I found the piece below this morning while reading my newspaper, the guardian. An extraordinary interview with Elena Ferrante. It explores her books, characters, language and her way of working. The piece below is only one of the so many questions she got to answer and I particularly felt attracted by her answer as it answers questions I have myself, about lives lived afar form the places we where born. It connects with raising your children outside their country of birth, far away form the garden where they spoke their first words, pointed proudly towards themselves.
The Lying Life of Adults by Elena Ferrante is published by Europa.
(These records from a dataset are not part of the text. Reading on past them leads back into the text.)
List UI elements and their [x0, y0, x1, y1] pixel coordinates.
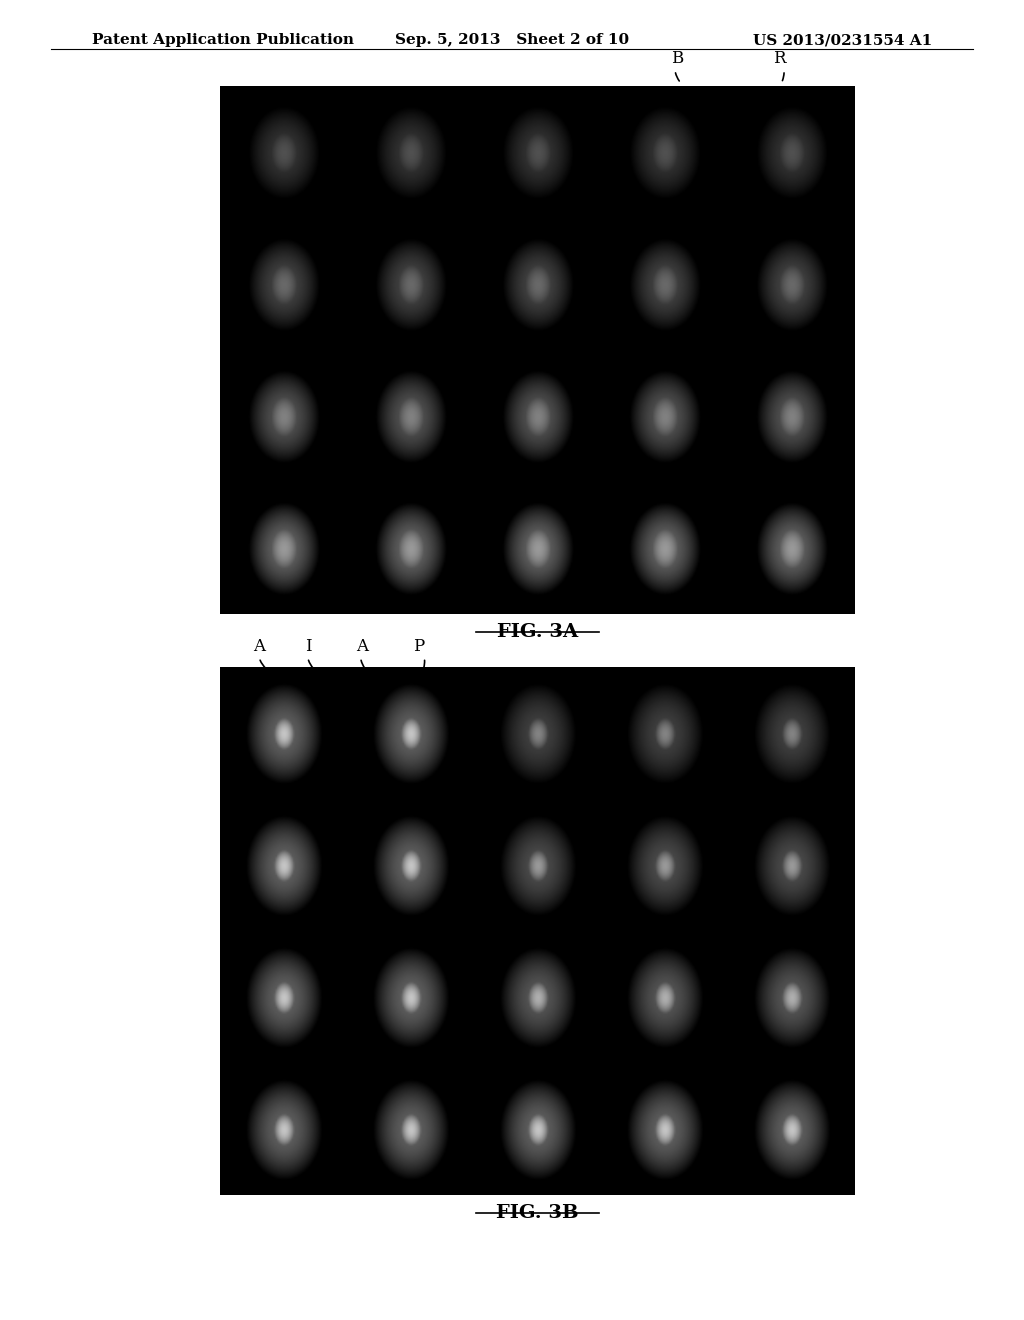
Text: US 2013/0231554 A1: US 2013/0231554 A1 — [753, 33, 932, 48]
Text: P: P — [413, 638, 425, 668]
Text: B: B — [671, 50, 683, 81]
Text: Patent Application Publication: Patent Application Publication — [92, 33, 354, 48]
Text: R: R — [773, 50, 785, 81]
Text: FIG. 3A: FIG. 3A — [497, 623, 579, 642]
Text: I: I — [305, 638, 313, 668]
Text: A: A — [356, 638, 369, 668]
Text: A: A — [253, 638, 266, 669]
Text: Sep. 5, 2013   Sheet 2 of 10: Sep. 5, 2013 Sheet 2 of 10 — [395, 33, 629, 48]
Text: FIG. 3B: FIG. 3B — [497, 1204, 579, 1222]
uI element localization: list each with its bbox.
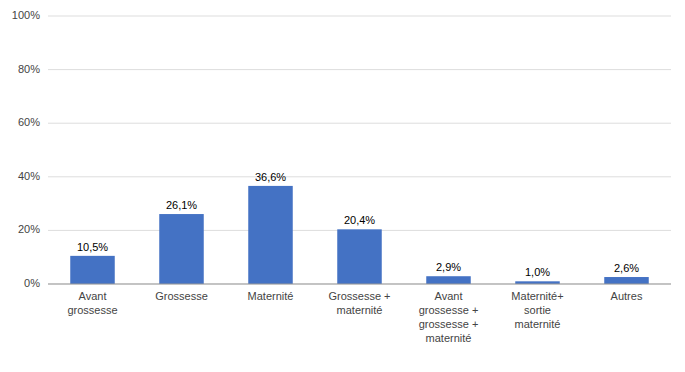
bar	[70, 256, 115, 284]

To what extent can a person reinvent herself far from her origins? Esty Brezner, bookseller, IsraelI would begin by emphasising that leaving is not betraying one’s origins. Rather, we have to leave in order to assign origins and establish them as the foundation of our growth. Wandering, we transform our bodies into crowded warehouses. New materials weigh on the original ones, modifying them by merging with them, blending with them. We ourselves seesaw between various ways of being, sometimes enriching our identity, sometimes impoverishing it by subtraction. But our birthplace endures. It’s the ground upon which our primary experiences stand, where we first exercise our gaze, first imagine, first express ourselves. And the more solid we find that ground to be, the more varied is our experience of elsewhere. Naples would not be my single true city if I hadn’t soon discovered, in other places, in contact with other people, that there and only there did I begin timidly to say to myself “I”.